Historisch ist dieser Prozess wegen seiner Symbolwirkung. „Angriffe auf das
kulturelle Erbe“, schreibt die American Bar Association, „sind eine
zentrale Erscheinung moderner Konflikte geworden. Palmyra und Aleppo in
Syrien, Mossul und Hatra im Irak sind alle angegriffen, bombardiert und
zerstört worden. Diese Angriffe sollten in einen Zusammenhang gestellt
werden, als Bestandteil derselben globalen Strategie von Verfolgung und
Zerstörung.“
## Er bereue zutiefst, sagt al-Mahdi
Oder, wie es Chefanklägerin Fatou Bensouda am Montag in ihren einleitenden
Worten sagte: „Timbuktus Mausoleen zu zerstören bedeutet die Zerstörung der
Wurzeln eines ganzen Volkes. Kultur ist, wer wir sind.
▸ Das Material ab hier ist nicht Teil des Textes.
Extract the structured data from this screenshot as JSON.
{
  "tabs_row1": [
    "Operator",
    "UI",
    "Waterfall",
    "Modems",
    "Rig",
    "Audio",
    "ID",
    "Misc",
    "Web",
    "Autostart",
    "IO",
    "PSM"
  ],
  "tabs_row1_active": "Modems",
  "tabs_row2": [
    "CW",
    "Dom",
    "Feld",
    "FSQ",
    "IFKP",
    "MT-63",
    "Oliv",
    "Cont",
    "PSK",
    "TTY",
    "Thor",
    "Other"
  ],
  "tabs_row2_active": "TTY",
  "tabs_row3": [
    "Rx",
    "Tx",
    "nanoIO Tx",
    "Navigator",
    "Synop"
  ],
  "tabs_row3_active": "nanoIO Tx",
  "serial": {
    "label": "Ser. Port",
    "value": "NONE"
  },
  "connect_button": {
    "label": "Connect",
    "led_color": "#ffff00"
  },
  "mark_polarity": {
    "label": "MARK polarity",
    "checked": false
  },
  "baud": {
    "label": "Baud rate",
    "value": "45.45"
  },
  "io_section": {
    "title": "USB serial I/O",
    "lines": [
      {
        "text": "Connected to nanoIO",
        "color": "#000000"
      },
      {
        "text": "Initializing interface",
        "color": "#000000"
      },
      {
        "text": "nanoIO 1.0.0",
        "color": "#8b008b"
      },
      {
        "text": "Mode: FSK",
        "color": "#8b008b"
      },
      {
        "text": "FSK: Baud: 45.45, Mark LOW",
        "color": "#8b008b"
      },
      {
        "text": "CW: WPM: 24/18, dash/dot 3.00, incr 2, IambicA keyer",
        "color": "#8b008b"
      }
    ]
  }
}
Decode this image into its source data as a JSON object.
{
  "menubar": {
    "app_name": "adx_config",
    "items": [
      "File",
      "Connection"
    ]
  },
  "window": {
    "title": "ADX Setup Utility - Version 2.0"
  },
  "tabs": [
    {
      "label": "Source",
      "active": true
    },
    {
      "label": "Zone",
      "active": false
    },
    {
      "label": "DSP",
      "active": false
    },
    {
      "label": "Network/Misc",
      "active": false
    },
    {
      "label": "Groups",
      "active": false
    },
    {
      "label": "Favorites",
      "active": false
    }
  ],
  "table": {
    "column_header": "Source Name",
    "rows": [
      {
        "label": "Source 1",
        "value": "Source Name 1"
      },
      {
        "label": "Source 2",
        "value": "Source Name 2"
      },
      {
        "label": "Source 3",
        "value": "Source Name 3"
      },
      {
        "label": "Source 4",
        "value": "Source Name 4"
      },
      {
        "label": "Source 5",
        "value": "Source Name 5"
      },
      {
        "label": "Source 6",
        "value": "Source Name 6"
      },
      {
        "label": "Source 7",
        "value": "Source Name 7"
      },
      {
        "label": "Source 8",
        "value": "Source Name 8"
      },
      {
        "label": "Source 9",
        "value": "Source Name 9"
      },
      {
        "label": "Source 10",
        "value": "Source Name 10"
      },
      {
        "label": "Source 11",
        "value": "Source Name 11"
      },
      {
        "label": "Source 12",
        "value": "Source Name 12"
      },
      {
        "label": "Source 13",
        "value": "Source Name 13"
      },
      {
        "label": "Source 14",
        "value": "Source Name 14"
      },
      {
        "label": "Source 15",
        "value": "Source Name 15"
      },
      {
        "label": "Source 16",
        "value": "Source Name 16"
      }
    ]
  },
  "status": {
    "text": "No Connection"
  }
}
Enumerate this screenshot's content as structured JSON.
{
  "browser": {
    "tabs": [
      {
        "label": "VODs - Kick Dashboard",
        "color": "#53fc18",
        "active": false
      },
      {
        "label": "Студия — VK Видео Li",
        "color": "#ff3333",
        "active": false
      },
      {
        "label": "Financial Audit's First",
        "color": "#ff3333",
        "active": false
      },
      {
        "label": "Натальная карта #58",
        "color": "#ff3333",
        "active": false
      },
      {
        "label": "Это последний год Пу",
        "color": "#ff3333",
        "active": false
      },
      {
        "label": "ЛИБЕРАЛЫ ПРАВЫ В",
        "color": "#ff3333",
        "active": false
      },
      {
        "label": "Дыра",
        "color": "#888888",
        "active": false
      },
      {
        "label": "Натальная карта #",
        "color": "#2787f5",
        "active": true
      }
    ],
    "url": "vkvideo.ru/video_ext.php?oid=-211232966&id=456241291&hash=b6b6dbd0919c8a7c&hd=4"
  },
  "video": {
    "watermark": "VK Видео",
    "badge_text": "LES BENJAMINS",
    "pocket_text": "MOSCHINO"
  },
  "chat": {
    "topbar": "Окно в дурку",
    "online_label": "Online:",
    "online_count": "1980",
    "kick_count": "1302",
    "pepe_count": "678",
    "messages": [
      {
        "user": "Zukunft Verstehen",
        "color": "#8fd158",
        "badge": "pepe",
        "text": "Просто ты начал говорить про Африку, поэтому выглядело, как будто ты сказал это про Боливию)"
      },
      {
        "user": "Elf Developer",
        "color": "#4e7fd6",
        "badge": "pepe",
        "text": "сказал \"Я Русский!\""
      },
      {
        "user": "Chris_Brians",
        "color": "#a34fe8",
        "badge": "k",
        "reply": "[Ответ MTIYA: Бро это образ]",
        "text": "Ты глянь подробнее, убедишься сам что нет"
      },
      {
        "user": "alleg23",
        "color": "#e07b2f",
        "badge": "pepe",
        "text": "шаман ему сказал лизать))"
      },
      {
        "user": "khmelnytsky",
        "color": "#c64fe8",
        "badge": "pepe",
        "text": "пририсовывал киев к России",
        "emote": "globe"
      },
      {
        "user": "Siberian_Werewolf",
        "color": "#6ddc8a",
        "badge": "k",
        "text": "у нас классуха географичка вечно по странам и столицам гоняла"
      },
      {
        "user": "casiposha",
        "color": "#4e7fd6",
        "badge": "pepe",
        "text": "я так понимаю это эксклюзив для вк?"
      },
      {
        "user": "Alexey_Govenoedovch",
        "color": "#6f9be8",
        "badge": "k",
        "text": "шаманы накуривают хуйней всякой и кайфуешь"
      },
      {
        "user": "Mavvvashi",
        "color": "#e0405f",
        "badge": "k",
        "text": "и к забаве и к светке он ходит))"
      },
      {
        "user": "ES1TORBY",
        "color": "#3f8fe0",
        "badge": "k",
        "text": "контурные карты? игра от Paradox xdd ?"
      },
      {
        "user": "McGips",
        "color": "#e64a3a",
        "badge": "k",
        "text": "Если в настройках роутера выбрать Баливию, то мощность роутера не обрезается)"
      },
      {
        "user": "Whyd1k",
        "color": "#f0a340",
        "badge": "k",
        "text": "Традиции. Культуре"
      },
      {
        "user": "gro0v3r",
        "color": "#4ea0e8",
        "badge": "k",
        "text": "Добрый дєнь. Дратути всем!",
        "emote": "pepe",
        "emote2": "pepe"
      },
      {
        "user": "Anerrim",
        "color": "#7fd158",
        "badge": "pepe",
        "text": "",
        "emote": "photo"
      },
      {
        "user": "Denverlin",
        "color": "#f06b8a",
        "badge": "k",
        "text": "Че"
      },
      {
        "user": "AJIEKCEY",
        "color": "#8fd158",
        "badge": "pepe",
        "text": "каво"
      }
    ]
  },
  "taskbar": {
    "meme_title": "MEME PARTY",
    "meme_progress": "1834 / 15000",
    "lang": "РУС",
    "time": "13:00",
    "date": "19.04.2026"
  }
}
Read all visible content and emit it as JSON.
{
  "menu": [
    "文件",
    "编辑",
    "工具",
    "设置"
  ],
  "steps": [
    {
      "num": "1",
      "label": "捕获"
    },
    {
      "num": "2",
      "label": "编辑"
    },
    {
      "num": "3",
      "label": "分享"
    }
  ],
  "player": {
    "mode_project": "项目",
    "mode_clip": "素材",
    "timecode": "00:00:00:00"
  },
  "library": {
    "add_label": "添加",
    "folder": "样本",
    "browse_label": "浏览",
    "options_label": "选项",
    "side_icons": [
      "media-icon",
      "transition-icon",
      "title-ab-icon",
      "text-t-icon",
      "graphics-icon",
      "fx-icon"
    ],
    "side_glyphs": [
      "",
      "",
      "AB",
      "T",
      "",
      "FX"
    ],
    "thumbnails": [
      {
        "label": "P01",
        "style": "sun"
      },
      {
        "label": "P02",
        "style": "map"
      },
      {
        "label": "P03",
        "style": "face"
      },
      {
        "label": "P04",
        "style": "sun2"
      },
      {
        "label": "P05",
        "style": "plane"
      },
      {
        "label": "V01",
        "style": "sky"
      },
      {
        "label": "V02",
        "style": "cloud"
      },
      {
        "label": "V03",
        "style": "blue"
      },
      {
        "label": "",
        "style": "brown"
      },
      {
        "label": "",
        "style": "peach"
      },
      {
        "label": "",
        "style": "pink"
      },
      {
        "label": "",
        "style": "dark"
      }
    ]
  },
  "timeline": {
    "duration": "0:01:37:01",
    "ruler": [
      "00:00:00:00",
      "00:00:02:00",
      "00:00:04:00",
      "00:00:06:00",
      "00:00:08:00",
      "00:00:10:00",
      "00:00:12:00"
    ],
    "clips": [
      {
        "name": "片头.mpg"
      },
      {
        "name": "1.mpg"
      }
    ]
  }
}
Unser kulturelles
Erbe ist kein Luxusgut.“
Timbuktus Mausoleen sind mittlerweile wieder aufgebaut. Zu Prozessbeginn
ergreift al-Mahdi selbst das Wort, auf Arabisch, und bekennt sich schuldig.
„Den Schaden, den meine Handlungen angerichtet haben, bereue ich zutiefst“,
sagt er. Er gestehe schweren Herzens, sagt er und zitiert Koransure 4:135 –
„O die ihr glaubt, seid fest in Wahrung der Gerechtigkeit und Zeugen für
Allah, mag es auch gegen euch selbst oder gegen Eltern und Verwandte sein.“
Al-Mahdi erklärt sich zum „verlorenen Sohn“ seiner Stadt: „Ich möchte d…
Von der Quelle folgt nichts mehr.